A
liberdade de expressão é uma característica imanente às sociedades
democráticas: “todo o indivíduo tem
direito à liberdade de opinião e de expressão, o que implica o direito de não
ser inquietado pelas suas opiniões e o de procurar, receber e difundir, sem
consideração de fronteiras, informações e ideias por qualquer meio de expressão”
(artigo 19.º da Declaração Universal dos Direitos do Homem).
O
Decálogo de Bertrand Russell faz afirmações ideologicamente consistentes com a Declaração sobre
a liberdade de expressão: “…Não uses o
poder para suprimir opiniões que consideres perniciosas, pois as opiniões irão
suprimir-te; …Não tenhas medo de possuir opiniões excêntricas, pois todas as
opiniões hoje aceites foram um dia consideradas excêntricas”.
Após
os homicídios perpetrados por células denominadas jihadistas no jornal satírico “Charlie Hebdo”, nas ruas e num
supermercado kosher de Paris, a
discussão sobre a liberdade de expressão ganhou um novo espaço
público. E este espaço foi aberto nos meios de comunicação e nas ruas das
cidades dos países ocidentais e de países de confissão muçulmana, desde o Médio
Oriente ao Paquistão, passando pelos países africanos.
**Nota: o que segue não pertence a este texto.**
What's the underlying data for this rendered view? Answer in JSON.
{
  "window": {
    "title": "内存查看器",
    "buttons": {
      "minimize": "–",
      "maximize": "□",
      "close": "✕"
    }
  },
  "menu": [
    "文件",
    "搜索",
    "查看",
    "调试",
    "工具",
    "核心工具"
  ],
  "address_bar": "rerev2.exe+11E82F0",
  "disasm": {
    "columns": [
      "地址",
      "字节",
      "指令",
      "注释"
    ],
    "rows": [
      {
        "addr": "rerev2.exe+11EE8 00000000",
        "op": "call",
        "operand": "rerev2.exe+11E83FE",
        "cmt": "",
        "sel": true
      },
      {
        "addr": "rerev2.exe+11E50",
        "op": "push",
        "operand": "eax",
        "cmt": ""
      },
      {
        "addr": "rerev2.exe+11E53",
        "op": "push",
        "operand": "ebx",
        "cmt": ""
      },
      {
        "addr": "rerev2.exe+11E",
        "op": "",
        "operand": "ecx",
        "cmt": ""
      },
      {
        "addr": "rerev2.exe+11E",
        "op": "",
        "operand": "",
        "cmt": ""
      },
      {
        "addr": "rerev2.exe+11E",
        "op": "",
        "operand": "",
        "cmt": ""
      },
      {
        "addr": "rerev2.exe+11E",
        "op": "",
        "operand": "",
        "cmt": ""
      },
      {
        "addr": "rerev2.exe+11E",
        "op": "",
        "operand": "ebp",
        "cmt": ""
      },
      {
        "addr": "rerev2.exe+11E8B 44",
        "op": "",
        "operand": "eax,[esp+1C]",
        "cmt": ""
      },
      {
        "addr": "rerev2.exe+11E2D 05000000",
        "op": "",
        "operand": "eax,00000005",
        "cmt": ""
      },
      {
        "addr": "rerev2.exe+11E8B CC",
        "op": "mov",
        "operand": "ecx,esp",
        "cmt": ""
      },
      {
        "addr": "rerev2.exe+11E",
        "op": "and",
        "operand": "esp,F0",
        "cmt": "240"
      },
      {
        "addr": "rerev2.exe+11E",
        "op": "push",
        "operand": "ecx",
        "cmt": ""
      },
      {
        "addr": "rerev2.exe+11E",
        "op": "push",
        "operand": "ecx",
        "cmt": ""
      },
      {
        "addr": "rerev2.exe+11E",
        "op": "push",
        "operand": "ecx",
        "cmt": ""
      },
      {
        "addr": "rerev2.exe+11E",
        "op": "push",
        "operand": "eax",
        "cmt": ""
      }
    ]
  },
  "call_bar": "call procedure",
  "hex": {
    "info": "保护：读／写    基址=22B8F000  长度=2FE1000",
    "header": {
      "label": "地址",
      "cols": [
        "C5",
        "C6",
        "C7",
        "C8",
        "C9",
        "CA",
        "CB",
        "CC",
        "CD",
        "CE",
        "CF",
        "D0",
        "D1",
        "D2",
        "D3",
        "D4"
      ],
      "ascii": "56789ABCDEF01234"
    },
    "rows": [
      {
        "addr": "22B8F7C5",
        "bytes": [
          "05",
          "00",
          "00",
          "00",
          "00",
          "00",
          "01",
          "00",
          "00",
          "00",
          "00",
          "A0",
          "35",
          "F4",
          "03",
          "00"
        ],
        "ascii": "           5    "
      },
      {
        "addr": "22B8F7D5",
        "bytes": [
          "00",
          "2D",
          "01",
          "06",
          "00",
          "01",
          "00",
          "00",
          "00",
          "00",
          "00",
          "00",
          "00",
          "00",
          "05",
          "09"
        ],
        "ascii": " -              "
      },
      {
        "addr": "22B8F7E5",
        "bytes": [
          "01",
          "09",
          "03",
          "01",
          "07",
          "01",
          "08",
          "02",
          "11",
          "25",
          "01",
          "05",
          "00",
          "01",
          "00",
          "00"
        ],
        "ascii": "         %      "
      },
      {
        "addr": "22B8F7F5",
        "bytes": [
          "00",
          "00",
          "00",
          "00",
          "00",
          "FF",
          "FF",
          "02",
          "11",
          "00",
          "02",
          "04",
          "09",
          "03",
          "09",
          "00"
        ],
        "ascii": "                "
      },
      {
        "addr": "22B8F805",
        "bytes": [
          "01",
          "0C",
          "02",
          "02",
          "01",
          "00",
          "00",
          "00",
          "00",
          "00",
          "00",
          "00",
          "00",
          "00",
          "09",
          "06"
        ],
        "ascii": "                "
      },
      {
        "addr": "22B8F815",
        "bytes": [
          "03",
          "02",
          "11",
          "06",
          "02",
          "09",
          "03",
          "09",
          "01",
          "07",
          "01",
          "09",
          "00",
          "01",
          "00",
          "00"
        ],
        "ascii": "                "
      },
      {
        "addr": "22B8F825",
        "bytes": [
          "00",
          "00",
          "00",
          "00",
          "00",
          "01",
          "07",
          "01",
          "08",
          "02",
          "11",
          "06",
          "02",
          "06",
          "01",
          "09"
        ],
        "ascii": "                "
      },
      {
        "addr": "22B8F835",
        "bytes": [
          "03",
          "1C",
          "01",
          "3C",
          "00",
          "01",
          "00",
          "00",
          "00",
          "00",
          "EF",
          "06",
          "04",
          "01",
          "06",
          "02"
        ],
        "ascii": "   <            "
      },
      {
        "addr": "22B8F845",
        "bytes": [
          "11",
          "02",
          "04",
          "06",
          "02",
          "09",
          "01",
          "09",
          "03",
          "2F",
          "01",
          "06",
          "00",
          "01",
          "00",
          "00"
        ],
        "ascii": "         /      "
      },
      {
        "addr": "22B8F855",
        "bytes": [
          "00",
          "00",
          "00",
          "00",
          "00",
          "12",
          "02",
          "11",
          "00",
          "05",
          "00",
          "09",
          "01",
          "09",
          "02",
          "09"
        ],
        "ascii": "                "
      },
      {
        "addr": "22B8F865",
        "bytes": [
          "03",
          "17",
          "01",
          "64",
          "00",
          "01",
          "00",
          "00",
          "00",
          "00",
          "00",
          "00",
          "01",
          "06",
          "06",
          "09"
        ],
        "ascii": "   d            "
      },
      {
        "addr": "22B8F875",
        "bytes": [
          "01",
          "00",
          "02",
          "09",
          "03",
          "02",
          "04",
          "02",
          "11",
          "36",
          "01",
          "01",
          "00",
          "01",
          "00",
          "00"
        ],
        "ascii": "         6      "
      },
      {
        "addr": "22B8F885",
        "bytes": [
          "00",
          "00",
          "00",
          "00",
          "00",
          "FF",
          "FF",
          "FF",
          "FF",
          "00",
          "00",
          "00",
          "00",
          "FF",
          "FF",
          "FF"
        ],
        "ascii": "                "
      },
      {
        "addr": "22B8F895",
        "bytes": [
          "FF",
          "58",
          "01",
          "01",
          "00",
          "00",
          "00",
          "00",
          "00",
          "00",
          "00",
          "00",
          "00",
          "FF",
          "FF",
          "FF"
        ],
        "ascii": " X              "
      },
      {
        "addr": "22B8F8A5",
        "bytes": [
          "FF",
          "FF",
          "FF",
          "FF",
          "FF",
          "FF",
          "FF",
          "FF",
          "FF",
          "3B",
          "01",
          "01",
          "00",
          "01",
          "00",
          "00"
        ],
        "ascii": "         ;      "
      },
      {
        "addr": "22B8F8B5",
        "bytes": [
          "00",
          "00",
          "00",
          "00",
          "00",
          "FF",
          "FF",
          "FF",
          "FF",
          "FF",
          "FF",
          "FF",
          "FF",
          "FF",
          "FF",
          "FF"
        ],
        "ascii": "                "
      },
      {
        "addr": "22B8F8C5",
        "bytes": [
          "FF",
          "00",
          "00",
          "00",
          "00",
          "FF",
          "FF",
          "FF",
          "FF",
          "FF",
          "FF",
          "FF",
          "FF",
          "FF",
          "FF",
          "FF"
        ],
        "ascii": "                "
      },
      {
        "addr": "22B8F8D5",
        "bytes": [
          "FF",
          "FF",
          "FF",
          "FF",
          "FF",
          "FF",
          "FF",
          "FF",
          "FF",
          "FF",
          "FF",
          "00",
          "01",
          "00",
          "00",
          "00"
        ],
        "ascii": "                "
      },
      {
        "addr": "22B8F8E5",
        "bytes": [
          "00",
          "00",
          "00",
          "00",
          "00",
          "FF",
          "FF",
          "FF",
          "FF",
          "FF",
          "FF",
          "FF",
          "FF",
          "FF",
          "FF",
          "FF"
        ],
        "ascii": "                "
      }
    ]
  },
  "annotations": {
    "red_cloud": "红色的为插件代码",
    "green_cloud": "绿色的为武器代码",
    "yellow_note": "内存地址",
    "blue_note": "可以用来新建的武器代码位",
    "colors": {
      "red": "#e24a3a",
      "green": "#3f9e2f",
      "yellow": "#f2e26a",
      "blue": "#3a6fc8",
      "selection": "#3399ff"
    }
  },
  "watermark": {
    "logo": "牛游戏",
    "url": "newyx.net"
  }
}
Portanto, os
acontecimentos do início de Janeiro de 2015 consubstanciam ataques à liberdade
de expressão e, no caso específico do jornal “Charlie Hebdo”, à liberdade de imprensa,
como manifestação da liberdade de expressão.
A
condenação dos atos praticados foi unânime e consensual, se excluirmos a
opinião manifestada por alguns grupos sunitas de países maioritariamente muçulmanos,
que se manifestaram ruidosamente nas ruas contra o jornal e contra a morte dos
membros das células jihadistas.
A
condenação dos atentados baseou-se no argumento segundo o qual os homicídios levados a
cabo foram desencadeados e justificados pela publicação de ideias e imagens que
ofendiam a religião muçulmana por parte do “Charlie Hebdo”. Portanto, os
jihadistas fizeram justiça por mãos próprias, retirando a vida a pessoas que
exprimiram publicamente ideias diferentes das suas. Isto é, os fundamentos das
sociedades democráticas foram atacados frontalmente. Além disto, estes actos
foram praticados por crentes da religião muçulmana no interior de um país
eminentemente católico e democrático, membro da União Europeia (UE).
A
unanimidade foi contudo quebrada quando alguns opinantes, o Papa, alguns
movimentos e forças políticas e sociais que introduziram um outro argumento: mesmo
nas sociedades democráticas a liberdade de expressão tem limites; atreveram-se
mesmo a teorizar sobre alguns desses limites como seja a ridicularização dos
símbolos da fé religiosa e das crenças de indivíduos e de grupos.
E
é com este argumento que a democracia liberal e a liberdade de expressão e de
informação sofrem o segundo ataque. Tão violento ou talvez ainda mais violento que o atentado
terrorista contra o “Charlie Hebdo” e o supermercado “kosher” de Paris. A liberdade de expressão não pode ser limitada
pelos estados ou pelos governos. A melhor opção é a auto-regulação e a regulação
pelos pares incentivando uma troca de ideias e expressões artísticas e
plásticas que podem e devem atingir e ultrapassar os limites da radicalidade.